1. ## Trigonomic Identity Problem

Hello

I am new at this forum, but I was wondering if I could get some help.

The identity problem I am trying to solve is:

sinx-sin3x
---------- = -cot2x
cosx-cos3x

(note, the sin3x, cos3x, and cot2x do not mean to the square root of)

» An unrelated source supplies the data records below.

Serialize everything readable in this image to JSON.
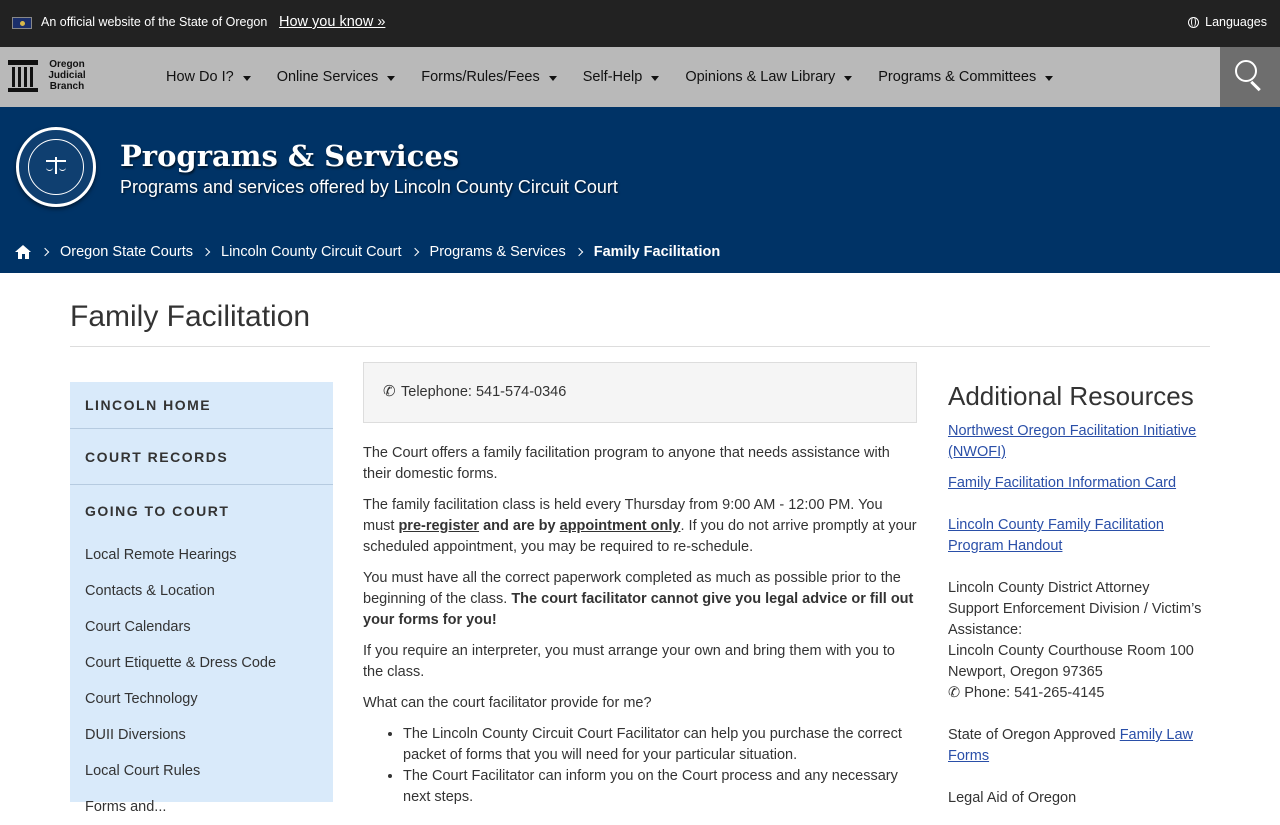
{
  "gov_bar": {
    "official_text": "An official website of the State of Oregon",
    "how_you_know": "How you know »",
    "languages": "Languages"
  },
  "logo": {
    "line1": "Oregon",
    "line2": "Judicial",
    "line3": "Branch"
  },
  "nav": {
    "items": [
      {
        "label": "How Do I?"
      },
      {
        "label": "Online Services"
      },
      {
        "label": "Forms/Rules/Fees"
      },
      {
        "label": "Self-Help"
      },
      {
        "label": "Opinions & Law Library"
      },
      {
        "label": "Programs & Committees"
      }
    ]
  },
  "banner": {
    "title": "Programs & Services",
    "subtitle": "Programs and services offered by Lincoln County Circuit Court"
  },
  "breadcrumbs": [
    "Oregon State Courts",
    "Lincoln County Circuit Court",
    "Programs & Services",
    "Family Facilitation"
  ],
  "page_title": "Family Facilitation",
  "sidebar": {
    "lincoln_home": "LINCOLN HOME",
    "court_records": "COURT RECORDS",
    "going_to_court": "GOING TO COURT",
    "links": [
      "Local Remote Hearings",
      "Contacts & Location",
      "Court Calendars",
      "Court Etiquette & Dress Code",
      "Court Technology",
      "DUII Diversions",
      "Local Court Rules",
      "Forms and..."
    ]
  },
  "phone_box": {
    "text": "Telephone: 541-574-0346"
  },
  "main": {
    "p1": "The Court offers a family facilitation program to anyone that needs assistance with their domestic forms.",
    "p2_a": "The family facilitation class is held every Thursday from 9:00 AM - 12:00 PM.  You must ",
    "p2_preregister": "pre-register",
    "p2_b": " and are by ",
    "p2_appointment": "appointment only",
    "p2_c": ". If you do not arrive promptly at your scheduled appointment, you may be required to re-schedule.",
    "p3_a": "You must have all the correct paperwork completed as much as possible prior to the beginning of the class.  ",
    "p3_bold": "The court facilitator cannot give you legal advice or fill out your forms for you!",
    "p4": "If you require an interpreter, you must arrange your own and bring them with you to the class.",
    "p5": "What can the court facilitator provide for me?",
    "bullets": [
      "The Lincoln County Circuit Court Facilitator can help you purchase the correct packet of forms that you will need for your particular situation.",
      "The Court Facilitator can inform you on the Court process and any necessary next steps."
    ]
  },
  "aside": {
    "heading": "Additional Resources",
    "link_nwofi": "Northwest Oregon Facilitation Initiative (NWOFI)",
    "link_card": "Family Facilitation Information Card",
    "link_handout": "Lincoln County Family Facilitation Program Handout",
    "da_line1": "Lincoln County District Attorney",
    "da_line2": "Support Enforcement Division / Victim’s Assistance:",
    "da_line3": "Lincoln County Courthouse Room 100",
    "da_line4": "Newport, Oregon 97365",
    "da_phone": "Phone: 541-265-4145",
    "approved_text": "State of Oregon Approved ",
    "approved_link": "Family Law Forms",
    "legal_aid": "Legal Aid of Oregon"
  }
}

Thanks for any help with this

2. Hello, themartinacster!

Welcome aboard!

There are two ways (at least) to prove the identity,
. . neither is pleasant.

Prove: . $\frac{\sin x - \sin3x}{\cos x - \cos 3x} \:=\:-\cot2x$

[1] Use the Sum-to-Product identities:

. . . $\begin{array}{ccc}\sin A - \sin B &=& 2\cos\left(\frac{A+B}{2}\right)\sin\left(\frac{A-B}{2}\right) \\ \\[-3mm]
\cos A - \cos B &=& \text{-}2\sin\left(\frac{A+B}{2}\right)\sin\left(\frac{A-B}{2}\right) \end{array}$

We have: . $\begin{array}{ccccc}\sin x - \sin3x &=& 2\cos2x\sin(-x) &=&\text{-}2\cos2x\sin x \\

\cos3x - \cos x &=& \text{-}2\sin2x\sin(-x) &=& 2\sin2x\sin x \end{array}$

The problem becomes: . $\frac{\sin x-\sin3x}{\cos x - \cos3x} \;=\;\frac{\text{-}2\cos2x\sin x}{2\sin2x\sin x} \;=\;-\frac{\cos2x}{\sin2x} \;=\;-\cot2x$

~ ~ ~ ~ ~ ~ ~ ~ ~ ~ ~ ~ ~ ~ ~ ~ ~ ~ ~ ~ ~ ~ ~ ~ ~ ~ ~ ~ ~ ~ ~ ~ ~

[2] Use the Compound Angle identities:

. . . $\begin{array}{ccc}\sin(A + B) &=& \sin A\cos B + \sin B\cos A \\ \cos(A + B) &=& \cos A\cos B - \sin A\sin B \end{array}$

Use them repeatedly to derive these statements:

. . $\begin{array}{ccc}\sin3x &=& 3\sin x - 4\sin^3\!x \\ \cos3x &=& 4\cos^3\!x - 3\cos x \end{array}$

We have: . $\frac{\sin x - \sin3x}{\cos x - \cos3x} \;=\;\frac{\sin x - (3\sin x - 4\sin^3\!x)}{\cos x - (4\cos^3\!x - 3\cos x)} \;=\;\frac{4\sin^3\!x - 2\sin x}{4\cos x-4\cos^3\!x}$

. . . $= \;\frac{2\sin x(2\sin^2\!x - 1)}{4\cos x\underbrace{(1 - \cos^2x)}_{\text{This is }\sin^2\!x}} \;=\;-\frac{\sin x\overbrace{(1 - 2\sin^2\!x)}^{\text{This is }\cos2x}}{2\cos x\sin^2\!x}$

. . . $= \;-\frac{\cos2x}{\underbrace{2\sin x\cos x}_{\text{This is }\sin2x}} \;=\;-\frac{\cos2x}{\sin2x} \;=\;-\cot2x$